A martingale collar uses two loops. The larger loop is slipped onto the dog’s neck and a lead is then clipped to the smaller loop. When the dog tries to pull, the tension on the lead pulls the small loop taut, which makes the large loop smaller and tighter on the neck, thus preventing escape. When correctly fitted, the collar will be comfortably loose whenever the dog is not pulling against the lead.


  • Great for dogs with small heads
  • Easy to use
  • Inexpensive


  • Limited designs
  • Could prove difficult if your dog stubbornly wants to walk in another direction

Choke Chain Dog Collars

Like the prong collar mentioned about, these exert pressure on the dog’s neck that increases as the dog pulls. The difference here is that, while a prong collar has an endpoint of pressure, a choke collar can continually tighten the more a dog pulls, which can lead to a potentially unsafe or even deadly situation if the dog becomes stuck or trapped. These collars should only be used for training and should not be used as an everyday type of collar.

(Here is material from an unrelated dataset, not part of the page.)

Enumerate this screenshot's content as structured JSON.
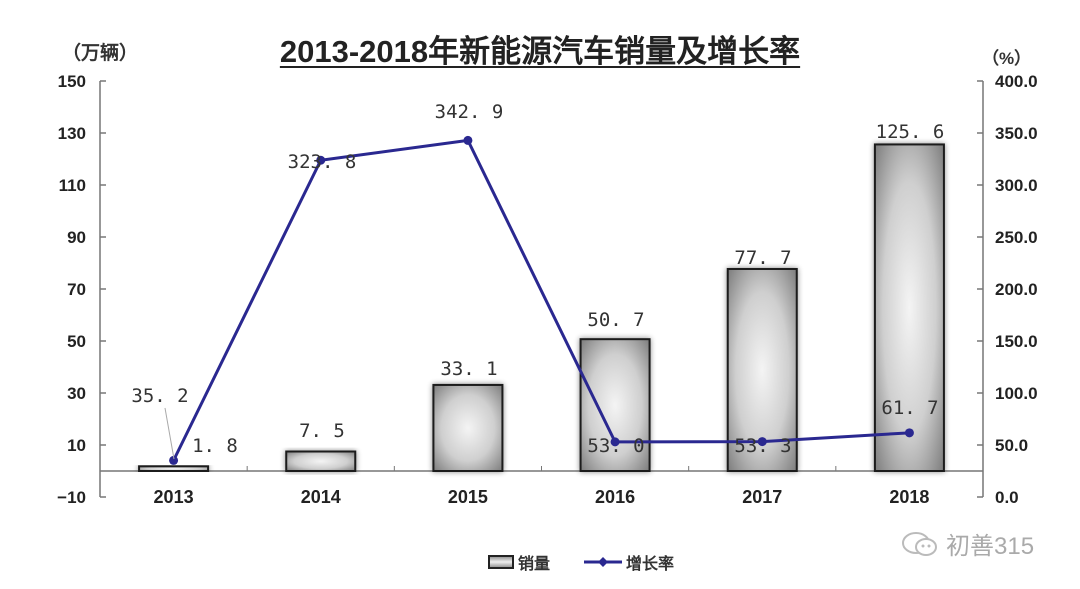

The use of choke collars has been associated with whiplash, fainting, spinal cord injuries leading to paralysis, crushing of the trachea with partial or complete asphyxiation to name a few.

With consistent training, patience and positive reinforcement, your dog shouldn’t need a choke chain and walks can be a pleasant experience for both human and dog.


  • Easy to use
  • Inexpensive
  • Can stop your dog pulling


  • Can damage your dogs windpipe
  • Cannot be used on small breed or brachycephalic breeds such as bulldogs

Shock Dog Collars

Shock collars are often used to curb a variety of stubborn and unwanted behaviours, from excessive barking to food aggression, as well as to train pups to stay safely within a property line or to stick close by while off leash.
The shock administered by an approved shock collar is safe, so while it is certainly enough to get your dog’s attention and deter certain behaviours, it won’t do any lasting physical harm.

With most shock collars, there are several levels of enforcement, so you can set the level to reprimand the unwanted behaviour accordingly. For example, many shock collars will administer a beep or vibration as a warning before an actual shock is delivered to your dog. The beep also allows you to give a verbal command (“Stop” or “Leave”) with the warning beep or vibration to further disrupt the unwanted behaviour.

Once set to “shock” mode, there are usually varying levels of intensity delivered by a two-pronged device attached to a dog collar. If you’re using a shock collar as a barking deterrent, the collar responds to the vibration of your dog’s vocal cords. If you’re using the collar to deter behavioural issues like food aggression, jumping or leash aggression, a remote control allows you to administer the shock in conjunction with the unwanted behaviour.

Click Here to read a more indepth article on Shock Collars


  • Can correct some behavioural issues
  • Frowned upon in most countries


  • Can create a negative association with your dog
  • Not a quick fix


As you can see, there’s a lot to choosing the right dog collar. To put it simply, there’s not a one size fits all solution. Each dog and owner have different requirements both in practicality and design.

When making a decision on a collar it’s very important to take your dogs breed and behaviour into consideration. A calmer dog is always easier to shop for as essentially the collar has a lot less work to do compared to a very powerful or energetic dog.